To understand what was happening in SKS recently, one has to take a peek at data from Bombay Stock Exchange which reveals that as of September 2011, Indian promoters held just 11.55 per cent stake in the company, while foreign promoters held a 25.29 per cent stake. The public held 63.16 per cent. In other words, promoters have, in effect, little control over SKS on Monday. Data from SKS website shows that Akula has no shareholding as a promoter in SKS but still wanted to steer the ship that he had built from scratch. “The company was making huge losses, and investors were not getting returns as promised. They obviously didn’t like Akula’s intervention in running SKS, even when his stake was negligible, while he felt that the company’s achievements were to his credits and its failures were someone else’s fault,” said an industry insider who prefers to remain anonymous.

Ultimately, the institutional investors whom Akula inducted into SKS with much fanfare, proved to be the Frankenstein’s monster that ousted him. Sources say that Paresh Patel is the CEO of Sandstone Capital and Sumir Chadha, Managing Director of WestBridge formerly Sequoia Capital, both of whom are SKS board members, were the most vociferous against Akula in the last board meeting. (Both Patel and Chanda could not be reached for comments.) “The company needs a strategic redirection, and we will announce the plans soon,” said Dilli Raj, Chief finance officer, SKS, as an explanation.

But the sharpest critic of Akula is his ex-wife and co-founder of SKS, Malini Byanna who has accused him of a whole host of questionable practices related to SKS. Akula refused to talk to Business Standard, except to say, “I am legally advised that I am not in a position to discuss, comment on, or respond to your queries. Consequently, I regret my inability to respond to your questions beyond saying “I am unable to comment.”

How could a ‘golden boy’ of a promising industry purportedly offering succour to the masses in the form of loans that sidestepped usurious moneylenders who held rural India to ransom, fall from grace so quickly?

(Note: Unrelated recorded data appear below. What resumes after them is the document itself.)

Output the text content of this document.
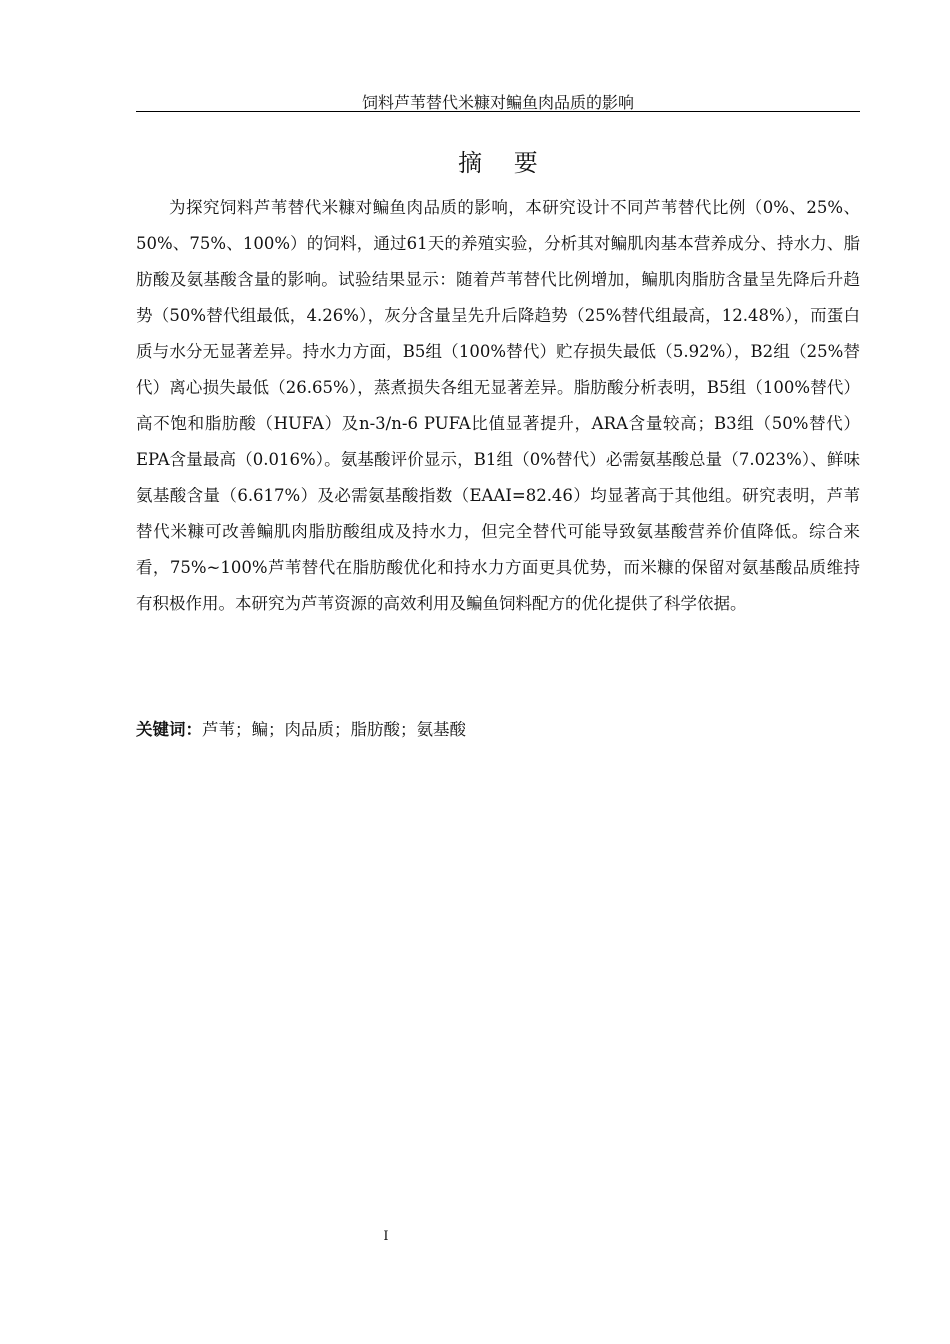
饲料芦苇替代米糠对鳊鱼肉品质的影响
摘 要

为探究饲料芦苇替代米糠对鳊鱼肉品质的影响，本研究设计不同芦苇替代比例（0%、25%、50%、75%、100%）的饲料，通过61天的养殖实验，分析其对鳊肌肉基本营养成分、持水力、脂肪酸及氨基酸含量的影响。试验结果显示：随着芦苇替代比例增加，鳊肌肉脂肪含量呈先降后升趋势（50%替代组最低，4.26%），灰分含量呈先升后降趋势（25%替代组最高，12.48%），而蛋白质与水分无显著差异。持水力方面，B5组（100%替代）贮存损失最低（5.92%），B2组（25%替代）离心损失最低（26.65%），蒸煮损失各组无显著差异。脂肪酸分析表明，B5组（100%替代）高不饱和脂肪酸（HUFA）及n-3/n-6 PUFA比值显著提升，ARA含量较高；B3组（50%替代）EPA含量最高（0.016%）。氨基酸评价显示，B1组（0%替代）必需氨基酸总量（7.023%）、鲜味氨基酸含量（6.617%）及必需氨基酸指数（EAAI=82.46）均显著高于其他组。研究表明，芦苇替代米糠可改善鳊肌肉脂肪酸组成及持水力，但完全替代可能导致氨基酸营养价值降低。综合来看，75%~100%芦苇替代在脂肪酸优化和持水力方面更具优势，而米糠的保留对氨基酸品质维持有积极作用。本研究为芦苇资源的高效利用及鳊鱼饲料配方的优化提供了科学依据。

关键词：芦苇；鳊；肉品质；脂肪酸；氨基酸
I
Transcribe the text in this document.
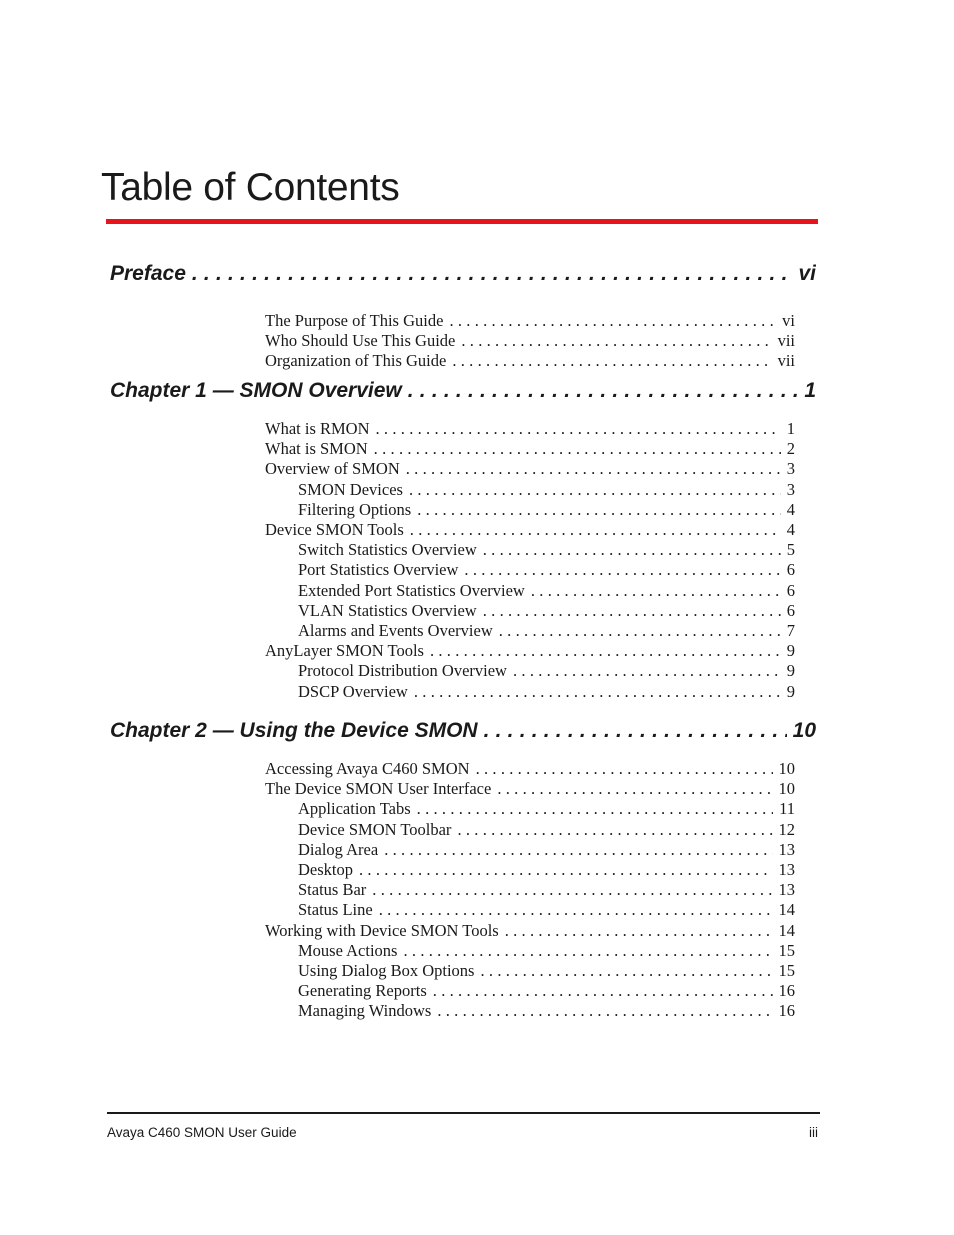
Table of Contents
Preface .....	vi
The Purpose of This Guide .....	vi
Who Should Use This Guide .....	vii
Organization of This Guide .....	vii
Chapter 1 — SMON Overview .....	1
What is RMON .....	1
What is SMON .....	2
Overview of SMON .....	3
SMON Devices .....	3
Filtering Options .....	4
Device SMON Tools .....	4
Switch Statistics Overview .....	5
Port Statistics Overview .....	6
Extended Port Statistics Overview .....	6
VLAN Statistics Overview .....	6
Alarms and Events Overview .....	7
AnyLayer SMON Tools .....	9
Protocol Distribution Overview .....	9
DSCP Overview .....	9
Chapter 2 — Using the Device SMON .....	10
Accessing Avaya C460 SMON .....	10
The Device SMON User Interface .....	10
Application Tabs .....	11
Device SMON Toolbar .....	12
Dialog Area .....	13
Desktop .....	13
Status Bar .....	13
Status Line .....	14
Working with Device SMON Tools .....	14
Mouse Actions .....	15
Using Dialog Box Options .....	15
Generating Reports .....	16
Managing Windows .....	16
Avaya C460 SMON User Guide	iii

It was 1995, when, Akula, a Fullbright scholor, and a researcher in poverty, travelled to remote villages in a motorbike meeting with borrowers, disbursing micro loans, and collecting repayments for the non-pro·t organisation, Deccan Development Society. In his book, A Fistful of Rice, Akula describes himself as an “idealist student” then, taken aback by poverty in India. “The degree of poverty in these remote Indian villages was unlike anything I’d ever seen in the United States. Children with spindly legs and hungry eyes played in the mud alongside mangy stray dogs and farm animals…But I felt like I was really making a difference, really helping to end poverty in India.” he says in his book. In fact, Akula’s upbringing validates his perception about deprivation, though more than a decade of MFI profusion, and hungry eyes and spindly legs have not vanished. Having grown up in New York, and educated at Tufts, Yale and University of Chicago, Akula was better suited as an academic who coined the term “goat economics” or profit-oriented MFI model.